For CMOs: When macro conditions shift, micro-optimizations compound. Empower teams to find efficiency in what they can control.
Pollock argues that analytics should be dedicated — if not directly reporting into marketing, then fully aligned.
“Analytics is one of the most prized resources in a company. If it’s enterprise-shared, you may not get the support or speed you need.”
For CMOs: Whether on your org chart or not, make sure analysts understand marketing’s tempo. The cadence of inquiry is faster in marketing than in most other functions — and speed drives ROI.
“We’re moving from specialists back to generalists. With GenAI, the differentiator will be context — understanding how all the parts fit together.”
Pollock predicts that the next generation of marketers will win not by going deeper in one discipline, but by becoming “quarterbacks” who understand creative, data, brand, and technology — and can speak the language of finance and AI alike.

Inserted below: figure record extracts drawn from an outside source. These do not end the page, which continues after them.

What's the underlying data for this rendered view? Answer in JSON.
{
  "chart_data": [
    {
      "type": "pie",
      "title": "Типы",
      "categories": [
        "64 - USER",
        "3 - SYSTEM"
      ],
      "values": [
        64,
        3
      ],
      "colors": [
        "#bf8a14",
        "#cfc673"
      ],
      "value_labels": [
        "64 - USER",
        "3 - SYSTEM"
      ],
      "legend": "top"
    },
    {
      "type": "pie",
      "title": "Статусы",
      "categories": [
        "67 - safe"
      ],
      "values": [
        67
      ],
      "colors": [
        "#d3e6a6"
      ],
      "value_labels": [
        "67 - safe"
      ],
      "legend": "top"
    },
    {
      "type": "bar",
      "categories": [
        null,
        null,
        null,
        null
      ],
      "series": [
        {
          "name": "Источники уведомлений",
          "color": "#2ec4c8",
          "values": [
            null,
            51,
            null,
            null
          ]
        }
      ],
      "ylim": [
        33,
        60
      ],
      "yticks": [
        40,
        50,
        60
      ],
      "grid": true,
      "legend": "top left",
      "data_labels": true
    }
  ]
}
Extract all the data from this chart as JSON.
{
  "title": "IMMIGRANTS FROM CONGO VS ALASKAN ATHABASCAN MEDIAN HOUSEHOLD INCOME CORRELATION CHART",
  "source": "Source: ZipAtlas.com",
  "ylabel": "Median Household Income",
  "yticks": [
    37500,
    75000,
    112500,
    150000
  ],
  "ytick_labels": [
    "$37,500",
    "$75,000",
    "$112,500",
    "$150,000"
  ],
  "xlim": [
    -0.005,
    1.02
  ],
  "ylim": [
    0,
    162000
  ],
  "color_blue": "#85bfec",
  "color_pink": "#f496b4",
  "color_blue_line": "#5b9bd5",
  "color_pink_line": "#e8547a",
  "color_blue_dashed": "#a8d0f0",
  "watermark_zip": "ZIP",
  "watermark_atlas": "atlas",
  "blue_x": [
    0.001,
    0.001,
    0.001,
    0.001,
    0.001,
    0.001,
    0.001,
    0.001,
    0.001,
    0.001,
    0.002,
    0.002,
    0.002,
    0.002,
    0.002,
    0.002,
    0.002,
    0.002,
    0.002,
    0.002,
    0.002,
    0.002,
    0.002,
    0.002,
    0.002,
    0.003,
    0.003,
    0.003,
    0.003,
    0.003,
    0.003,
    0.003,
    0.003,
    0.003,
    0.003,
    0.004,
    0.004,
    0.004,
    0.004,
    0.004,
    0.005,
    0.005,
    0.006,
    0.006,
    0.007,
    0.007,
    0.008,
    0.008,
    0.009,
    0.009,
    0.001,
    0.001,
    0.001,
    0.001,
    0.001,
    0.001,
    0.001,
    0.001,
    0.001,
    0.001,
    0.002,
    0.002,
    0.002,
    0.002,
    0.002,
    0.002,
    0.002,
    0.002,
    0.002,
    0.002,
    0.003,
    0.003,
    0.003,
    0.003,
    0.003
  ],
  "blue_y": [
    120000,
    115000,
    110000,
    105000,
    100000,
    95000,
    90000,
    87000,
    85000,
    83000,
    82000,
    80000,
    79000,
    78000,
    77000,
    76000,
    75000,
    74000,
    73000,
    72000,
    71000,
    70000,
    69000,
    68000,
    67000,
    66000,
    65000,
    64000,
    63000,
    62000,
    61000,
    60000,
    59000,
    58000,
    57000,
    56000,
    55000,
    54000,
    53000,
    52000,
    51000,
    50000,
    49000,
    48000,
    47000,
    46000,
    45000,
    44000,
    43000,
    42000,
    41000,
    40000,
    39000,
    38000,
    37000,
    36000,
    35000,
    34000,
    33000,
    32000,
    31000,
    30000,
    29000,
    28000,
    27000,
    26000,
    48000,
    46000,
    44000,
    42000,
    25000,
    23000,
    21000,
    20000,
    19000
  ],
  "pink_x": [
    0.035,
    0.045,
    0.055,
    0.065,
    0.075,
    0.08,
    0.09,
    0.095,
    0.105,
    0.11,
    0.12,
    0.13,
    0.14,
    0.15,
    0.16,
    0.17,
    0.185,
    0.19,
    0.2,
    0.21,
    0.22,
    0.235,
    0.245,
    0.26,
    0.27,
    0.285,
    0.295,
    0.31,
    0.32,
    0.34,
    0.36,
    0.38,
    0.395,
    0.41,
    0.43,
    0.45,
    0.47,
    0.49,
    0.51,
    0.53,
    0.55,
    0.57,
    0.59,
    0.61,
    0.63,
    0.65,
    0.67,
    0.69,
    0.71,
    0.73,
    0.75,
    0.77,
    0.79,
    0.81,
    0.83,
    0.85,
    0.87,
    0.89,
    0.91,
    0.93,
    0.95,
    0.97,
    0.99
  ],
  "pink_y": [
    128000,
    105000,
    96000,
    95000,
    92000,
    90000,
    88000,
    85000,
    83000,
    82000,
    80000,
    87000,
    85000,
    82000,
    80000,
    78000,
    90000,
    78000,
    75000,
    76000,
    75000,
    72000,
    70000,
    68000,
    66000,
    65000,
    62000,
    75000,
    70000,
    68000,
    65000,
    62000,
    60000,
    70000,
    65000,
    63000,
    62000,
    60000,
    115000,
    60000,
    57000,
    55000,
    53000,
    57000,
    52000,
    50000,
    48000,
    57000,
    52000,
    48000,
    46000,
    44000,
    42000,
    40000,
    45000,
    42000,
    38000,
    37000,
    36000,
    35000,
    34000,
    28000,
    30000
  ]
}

For CMOs: Encourage your teams to cross-train. Pair creatives with analysts, brand strategists with technologists. Context and collaboration will define the next era of marketing leadership.

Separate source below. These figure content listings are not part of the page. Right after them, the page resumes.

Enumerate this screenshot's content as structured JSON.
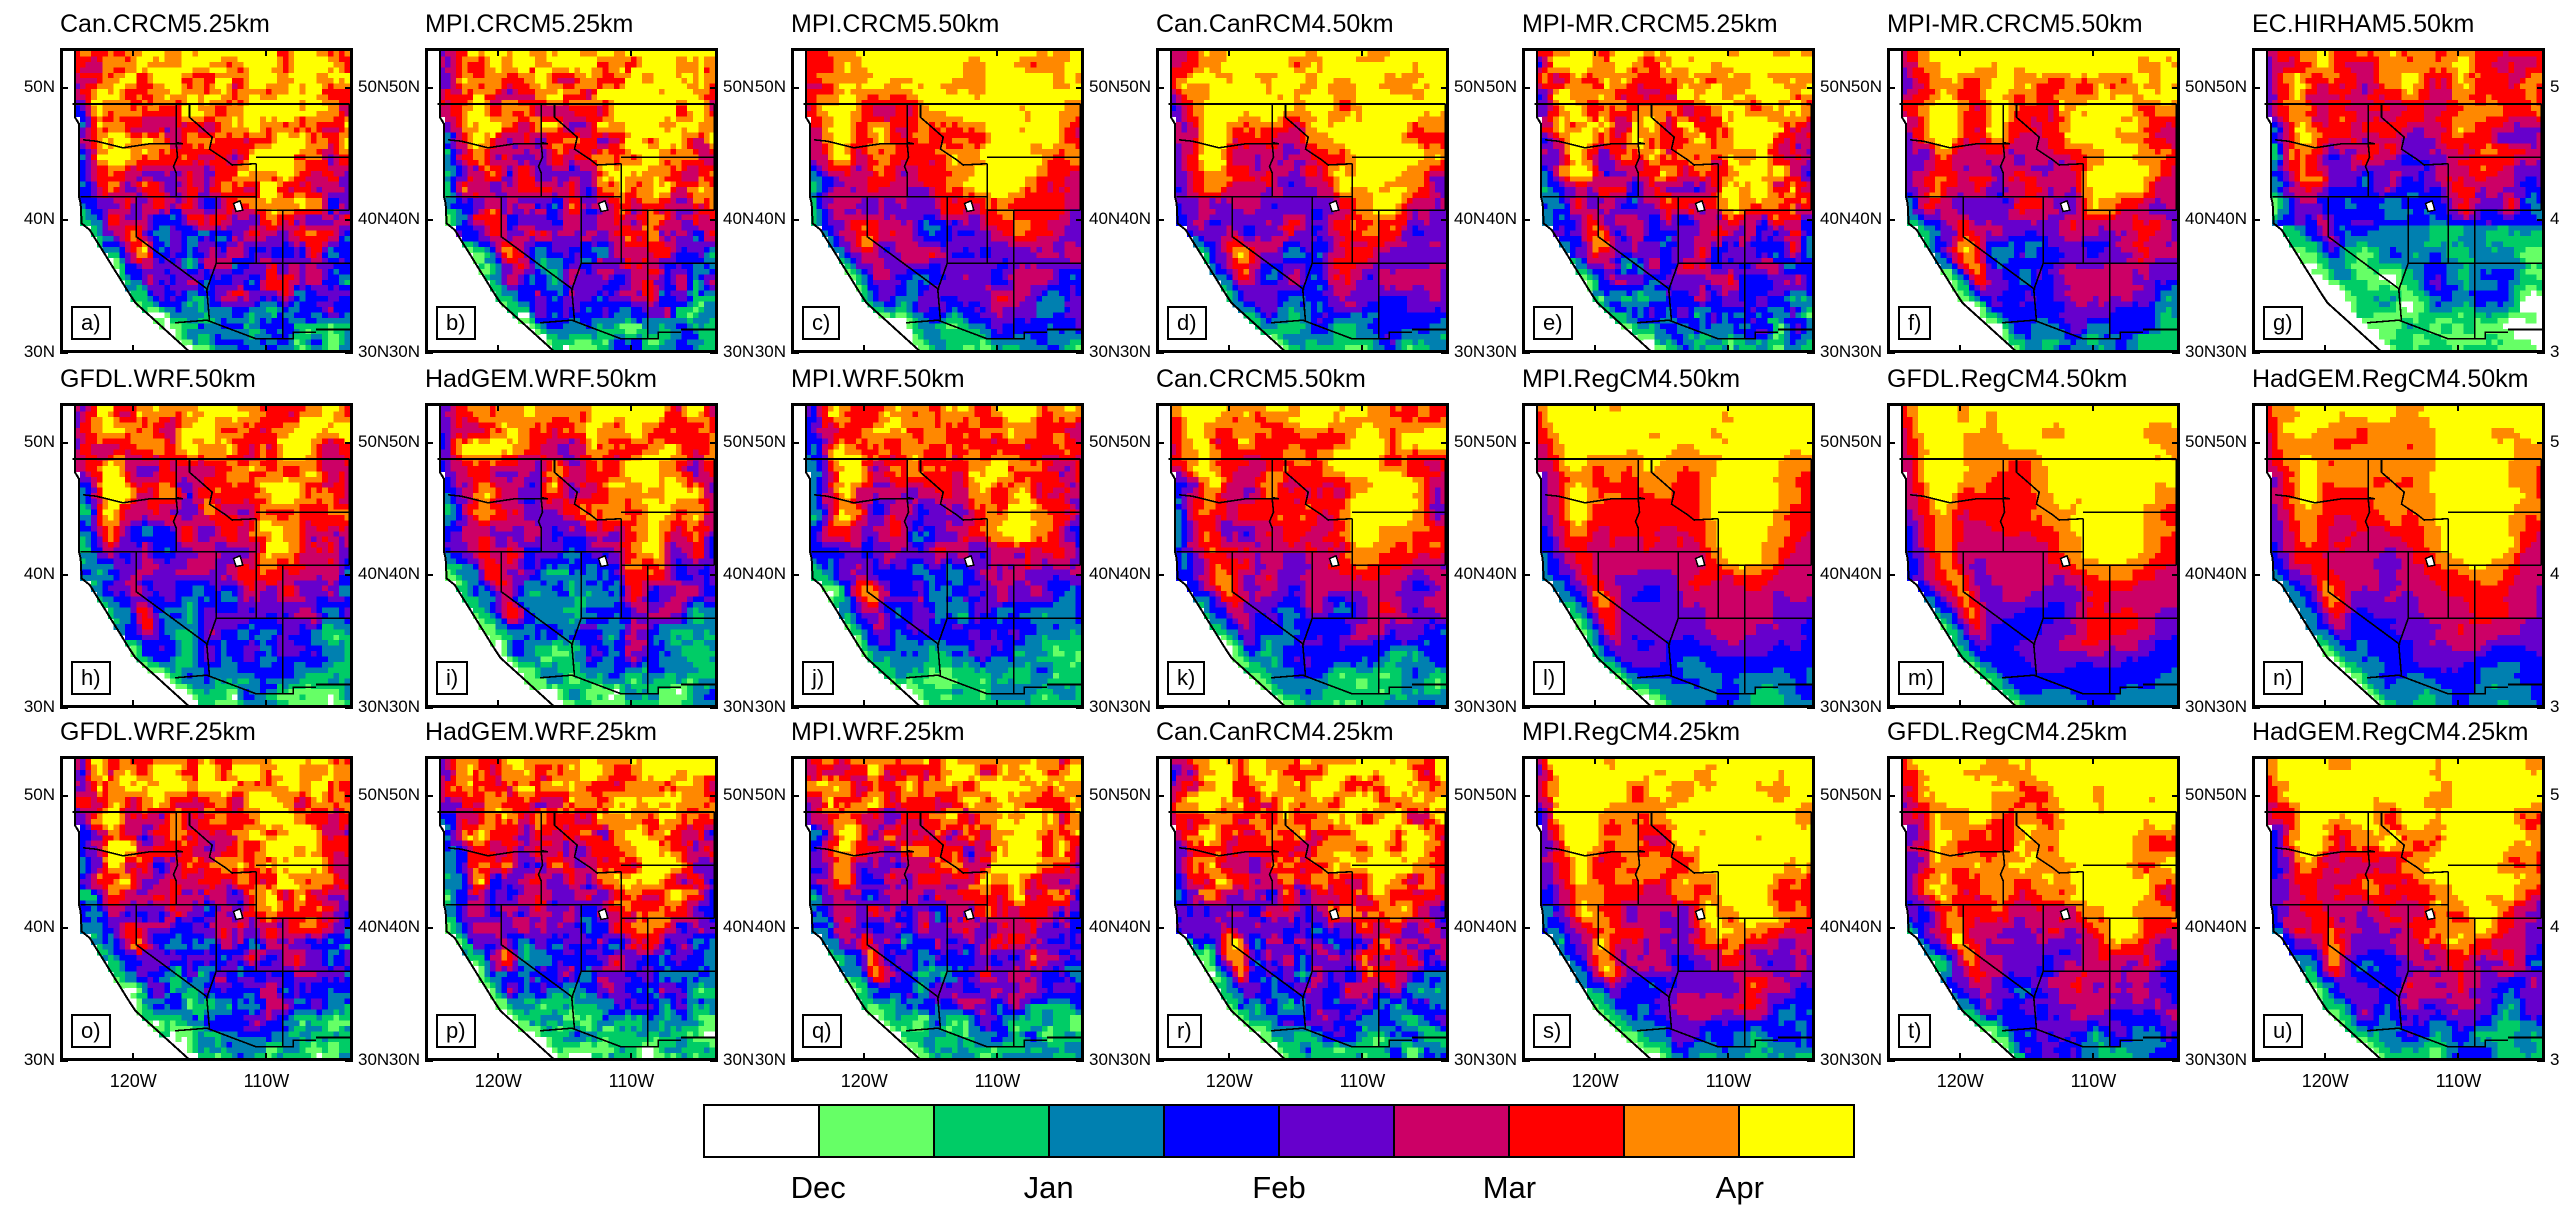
{
  "figure": {
    "panels": [
      {
        "title": "Can.CRCM5.25km",
        "label": "a)",
        "seed": 11,
        "regime": "res25",
        "bias": 0.4
      },
      {
        "title": "MPI.CRCM5.25km",
        "label": "b)",
        "seed": 12,
        "regime": "res25",
        "bias": 0.4
      },
      {
        "title": "MPI.CRCM5.50km",
        "label": "c)",
        "seed": 13,
        "regime": "crcm50",
        "bias": 0.6
      },
      {
        "title": "Can.CanRCM4.50km",
        "label": "d)",
        "seed": 14,
        "regime": "crcm50",
        "bias": 0.7
      },
      {
        "title": "MPI-MR.CRCM5.25km",
        "label": "e)",
        "seed": 15,
        "regime": "res25",
        "bias": 0.5
      },
      {
        "title": "MPI-MR.CRCM5.50km",
        "label": "f)",
        "seed": 16,
        "regime": "crcm50",
        "bias": 0.6
      },
      {
        "title": "EC.HIRHAM5.50km",
        "label": "g)",
        "seed": 17,
        "regime": "hirham",
        "bias": -0.6
      },
      {
        "title": "GFDL.WRF.50km",
        "label": "h)",
        "seed": 21,
        "regime": "wrf",
        "bias": -0.2
      },
      {
        "title": "HadGEM.WRF.50km",
        "label": "i)",
        "seed": 22,
        "regime": "wrf",
        "bias": -0.3
      },
      {
        "title": "MPI.WRF.50km",
        "label": "j)",
        "seed": 23,
        "regime": "wrf",
        "bias": -0.4
      },
      {
        "title": "Can.CRCM5.50km",
        "label": "k)",
        "seed": 24,
        "regime": "crcm50",
        "bias": 0.2
      },
      {
        "title": "MPI.RegCM4.50km",
        "label": "l)",
        "seed": 25,
        "regime": "regcm",
        "bias": 0.8
      },
      {
        "title": "GFDL.RegCM4.50km",
        "label": "m)",
        "seed": 26,
        "regime": "regcm",
        "bias": 1.0
      },
      {
        "title": "HadGEM.RegCM4.50km",
        "label": "n)",
        "seed": 27,
        "regime": "regcm",
        "bias": 0.8
      },
      {
        "title": "GFDL.WRF.25km",
        "label": "o)",
        "seed": 31,
        "regime": "res25",
        "bias": 0.0
      },
      {
        "title": "HadGEM.WRF.25km",
        "label": "p)",
        "seed": 32,
        "regime": "res25",
        "bias": -0.3
      },
      {
        "title": "MPI.WRF.25km",
        "label": "q)",
        "seed": 33,
        "regime": "res25",
        "bias": -0.1
      },
      {
        "title": "Can.CanRCM4.25km",
        "label": "r)",
        "seed": 34,
        "regime": "res25",
        "bias": 0.3
      },
      {
        "title": "MPI.RegCM4.25km",
        "label": "s)",
        "seed": 35,
        "regime": "regcm25",
        "bias": 1.1
      },
      {
        "title": "GFDL.RegCM4.25km",
        "label": "t)",
        "seed": 36,
        "regime": "regcm25",
        "bias": 1.1
      },
      {
        "title": "HadGEM.RegCM4.25km",
        "label": "u)",
        "seed": 37,
        "regime": "regcm25",
        "bias": 1.0
      }
    ],
    "lat_ticks": [
      "30N",
      "40N",
      "50N"
    ],
    "lon_ticks": [
      "120W",
      "110W"
    ],
    "colorbar": {
      "colors": [
        "#ffffff",
        "#66ff66",
        "#00cc66",
        "#0080b0",
        "#0000ff",
        "#6600cc",
        "#cc0066",
        "#ff0000",
        "#ff8800",
        "#ffff00"
      ],
      "labels": [
        "Dec",
        "Jan",
        "Feb",
        "Mar",
        "Apr"
      ]
    }
  }
}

“The one thing AI can’t replace is understanding people — their emotions, motivations, and why they do what they do.”
Pollock closes with a reminder that even as AI reshapes how marketing operates, the heart of it - connecting with humans - remains unchanged.
For CMOs: Use AI to accelerate insight, not replace empathy. The brands that win will combine data, technology, and human understanding to stay relevant in an unpredictable world.
Carolyn Pollock’s journey shows what modern marketing leadership looks like: part data scientist, part change manager, part human connector. Her advice for today’s CMOs? Be curious. Be transparent. Lead with context. And never lose sight of the people behind the numbers.